There are several possible reasons why you may experience a hump on your nose after rhinoplasty. On occasion, swelling can occur along the bridge of the nose which will result in a slight hump. If patients develop a hump on the nose that is due to swelling, steroid injections in the area of swelling can sometimes address this issue. A particular position where steroid injections are of extreme benefit is in a region called the supra-tip. The supra-tip region of the nose is just above the tip of the nose. It is in this area that, if there is quite a bit of swelling, can give the appearance of a poly-beak deformity to the tip of the nose. In these instances, steroid injections can be helpful. Another potential solution to a hump on the nose that is caused by swelling is taping of the nose. After rhinoplasty, if the patient has a lot of swelling once the cast is removed, I may instruct the patient to tape the bridge of the nose. I show the patient how to tape the nose and I also provide them with a roll of tape. The tape is very gentle to the skin as it is paper tape.

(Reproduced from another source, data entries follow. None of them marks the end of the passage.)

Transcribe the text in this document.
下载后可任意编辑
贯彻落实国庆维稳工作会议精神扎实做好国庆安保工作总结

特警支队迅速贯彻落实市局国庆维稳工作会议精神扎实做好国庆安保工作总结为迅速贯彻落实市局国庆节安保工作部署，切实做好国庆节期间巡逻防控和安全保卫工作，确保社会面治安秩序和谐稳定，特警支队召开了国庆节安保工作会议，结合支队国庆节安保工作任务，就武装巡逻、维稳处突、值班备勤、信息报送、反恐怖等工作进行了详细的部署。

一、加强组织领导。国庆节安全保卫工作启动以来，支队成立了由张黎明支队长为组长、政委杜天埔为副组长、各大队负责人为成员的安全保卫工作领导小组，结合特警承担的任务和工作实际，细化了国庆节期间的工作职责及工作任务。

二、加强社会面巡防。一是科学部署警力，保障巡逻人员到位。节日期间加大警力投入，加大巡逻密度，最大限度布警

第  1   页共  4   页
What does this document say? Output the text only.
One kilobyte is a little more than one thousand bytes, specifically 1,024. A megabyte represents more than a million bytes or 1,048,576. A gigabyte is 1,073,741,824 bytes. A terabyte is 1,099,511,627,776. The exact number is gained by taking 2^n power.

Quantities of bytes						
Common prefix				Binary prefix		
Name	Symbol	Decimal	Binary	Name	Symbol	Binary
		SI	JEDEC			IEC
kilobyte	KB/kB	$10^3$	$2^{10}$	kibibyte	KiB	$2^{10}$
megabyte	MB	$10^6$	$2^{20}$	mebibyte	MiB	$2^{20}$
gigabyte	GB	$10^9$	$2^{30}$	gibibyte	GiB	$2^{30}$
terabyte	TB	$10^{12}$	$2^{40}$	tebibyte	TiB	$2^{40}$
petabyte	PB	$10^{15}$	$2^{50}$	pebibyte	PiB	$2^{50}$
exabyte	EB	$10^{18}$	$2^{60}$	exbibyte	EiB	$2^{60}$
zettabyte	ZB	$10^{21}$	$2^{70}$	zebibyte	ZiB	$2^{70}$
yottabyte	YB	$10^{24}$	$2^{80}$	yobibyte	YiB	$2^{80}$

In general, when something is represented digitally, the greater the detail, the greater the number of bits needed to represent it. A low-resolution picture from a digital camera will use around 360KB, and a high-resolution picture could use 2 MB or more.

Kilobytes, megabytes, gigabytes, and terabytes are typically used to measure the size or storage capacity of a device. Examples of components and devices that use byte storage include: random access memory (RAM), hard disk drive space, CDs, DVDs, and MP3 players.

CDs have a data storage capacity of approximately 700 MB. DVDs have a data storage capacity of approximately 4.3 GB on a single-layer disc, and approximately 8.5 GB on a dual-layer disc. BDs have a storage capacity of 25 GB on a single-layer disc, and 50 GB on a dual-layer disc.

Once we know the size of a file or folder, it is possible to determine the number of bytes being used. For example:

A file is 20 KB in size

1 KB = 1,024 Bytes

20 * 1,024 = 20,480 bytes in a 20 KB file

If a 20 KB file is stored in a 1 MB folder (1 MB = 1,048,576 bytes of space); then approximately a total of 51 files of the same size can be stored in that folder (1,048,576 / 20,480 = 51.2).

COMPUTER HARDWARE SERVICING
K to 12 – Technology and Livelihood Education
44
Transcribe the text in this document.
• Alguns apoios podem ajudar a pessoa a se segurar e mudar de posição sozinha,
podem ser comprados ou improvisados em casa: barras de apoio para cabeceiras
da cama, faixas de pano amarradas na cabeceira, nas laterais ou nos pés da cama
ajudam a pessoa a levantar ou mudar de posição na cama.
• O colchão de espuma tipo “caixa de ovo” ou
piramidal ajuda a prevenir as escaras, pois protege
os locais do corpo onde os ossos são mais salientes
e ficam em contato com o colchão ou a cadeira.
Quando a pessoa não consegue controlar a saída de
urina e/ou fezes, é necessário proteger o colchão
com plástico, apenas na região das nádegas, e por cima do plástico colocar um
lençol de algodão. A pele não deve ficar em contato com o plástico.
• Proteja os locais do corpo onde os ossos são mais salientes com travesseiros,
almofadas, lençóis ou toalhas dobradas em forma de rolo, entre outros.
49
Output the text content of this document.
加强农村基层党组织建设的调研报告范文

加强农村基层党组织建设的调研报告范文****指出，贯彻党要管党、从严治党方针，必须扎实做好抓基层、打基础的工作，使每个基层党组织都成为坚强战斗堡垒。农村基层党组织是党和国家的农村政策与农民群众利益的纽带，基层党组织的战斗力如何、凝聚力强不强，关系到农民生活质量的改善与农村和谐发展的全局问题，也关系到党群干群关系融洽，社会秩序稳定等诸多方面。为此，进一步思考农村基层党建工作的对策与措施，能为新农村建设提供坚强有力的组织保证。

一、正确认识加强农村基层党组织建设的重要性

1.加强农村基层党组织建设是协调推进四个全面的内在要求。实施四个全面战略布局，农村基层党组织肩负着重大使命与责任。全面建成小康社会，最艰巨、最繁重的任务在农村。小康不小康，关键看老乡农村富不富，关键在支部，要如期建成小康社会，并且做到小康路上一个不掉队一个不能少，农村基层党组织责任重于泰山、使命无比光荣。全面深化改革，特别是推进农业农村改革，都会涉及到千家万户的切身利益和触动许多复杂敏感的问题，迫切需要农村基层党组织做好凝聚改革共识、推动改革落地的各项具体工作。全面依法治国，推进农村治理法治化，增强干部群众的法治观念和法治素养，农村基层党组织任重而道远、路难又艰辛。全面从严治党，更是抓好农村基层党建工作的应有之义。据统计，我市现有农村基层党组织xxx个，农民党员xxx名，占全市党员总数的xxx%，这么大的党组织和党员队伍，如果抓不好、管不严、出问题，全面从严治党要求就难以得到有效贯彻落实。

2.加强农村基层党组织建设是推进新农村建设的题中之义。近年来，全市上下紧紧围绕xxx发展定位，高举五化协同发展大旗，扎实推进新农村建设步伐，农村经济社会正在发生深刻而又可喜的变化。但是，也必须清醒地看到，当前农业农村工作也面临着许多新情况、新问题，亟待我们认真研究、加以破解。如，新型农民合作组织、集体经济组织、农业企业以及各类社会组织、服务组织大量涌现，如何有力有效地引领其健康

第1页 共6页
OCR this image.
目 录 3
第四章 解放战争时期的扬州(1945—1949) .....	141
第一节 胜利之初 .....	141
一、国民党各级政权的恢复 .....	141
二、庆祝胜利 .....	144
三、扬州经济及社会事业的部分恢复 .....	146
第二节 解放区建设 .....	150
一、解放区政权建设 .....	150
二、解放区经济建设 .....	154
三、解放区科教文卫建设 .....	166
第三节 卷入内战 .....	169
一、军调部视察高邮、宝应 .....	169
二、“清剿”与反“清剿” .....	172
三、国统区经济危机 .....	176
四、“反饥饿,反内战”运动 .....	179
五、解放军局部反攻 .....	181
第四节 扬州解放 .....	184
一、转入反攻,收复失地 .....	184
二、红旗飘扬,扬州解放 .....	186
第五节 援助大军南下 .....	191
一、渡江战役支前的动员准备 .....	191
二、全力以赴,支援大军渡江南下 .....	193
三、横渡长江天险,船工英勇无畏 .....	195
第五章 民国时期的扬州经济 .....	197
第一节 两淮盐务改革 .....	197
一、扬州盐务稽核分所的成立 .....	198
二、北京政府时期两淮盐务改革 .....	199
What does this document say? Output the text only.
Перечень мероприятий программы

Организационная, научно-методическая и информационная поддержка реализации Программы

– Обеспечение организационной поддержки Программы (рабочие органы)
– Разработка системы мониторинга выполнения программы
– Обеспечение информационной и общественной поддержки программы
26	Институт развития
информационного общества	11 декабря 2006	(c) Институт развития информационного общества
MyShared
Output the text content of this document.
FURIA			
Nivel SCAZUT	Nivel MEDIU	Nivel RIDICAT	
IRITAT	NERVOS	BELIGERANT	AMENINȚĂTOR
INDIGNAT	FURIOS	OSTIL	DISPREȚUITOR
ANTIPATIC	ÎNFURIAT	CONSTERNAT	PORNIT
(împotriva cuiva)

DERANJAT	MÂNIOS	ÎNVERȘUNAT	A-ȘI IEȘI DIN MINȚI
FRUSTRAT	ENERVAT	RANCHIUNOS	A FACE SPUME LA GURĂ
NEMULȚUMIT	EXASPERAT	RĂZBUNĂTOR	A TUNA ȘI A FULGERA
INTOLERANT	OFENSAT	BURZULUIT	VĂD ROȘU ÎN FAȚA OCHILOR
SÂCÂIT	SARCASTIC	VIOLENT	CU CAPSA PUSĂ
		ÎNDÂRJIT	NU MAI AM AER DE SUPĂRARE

Another possible cause of a hump on the nose is a cartilaginous hump. Basically the dorsum or bridge of the nose is composed of bone and cartilage. There can be excessive cartilage to the bridge of the nose causing a hump. If it is a very small specific area where the hump is and it is due to cartilage, there is a technique I use with a needle to scrape down the hump of cartilage in the office under local anesthesia. This is a very well-tolerated procedure and can address little ridges or humps that are caused by cartilage. However, if the hump is due to bone it may require a revision procedure to shave down the bony hump. While I prefer to wait approximately 6 to 12 months prior to doing a revision procedure, if the hump is noticeably obvious and the patient has an interest in addressing it sooner rather than later, we may consider earlier intervention.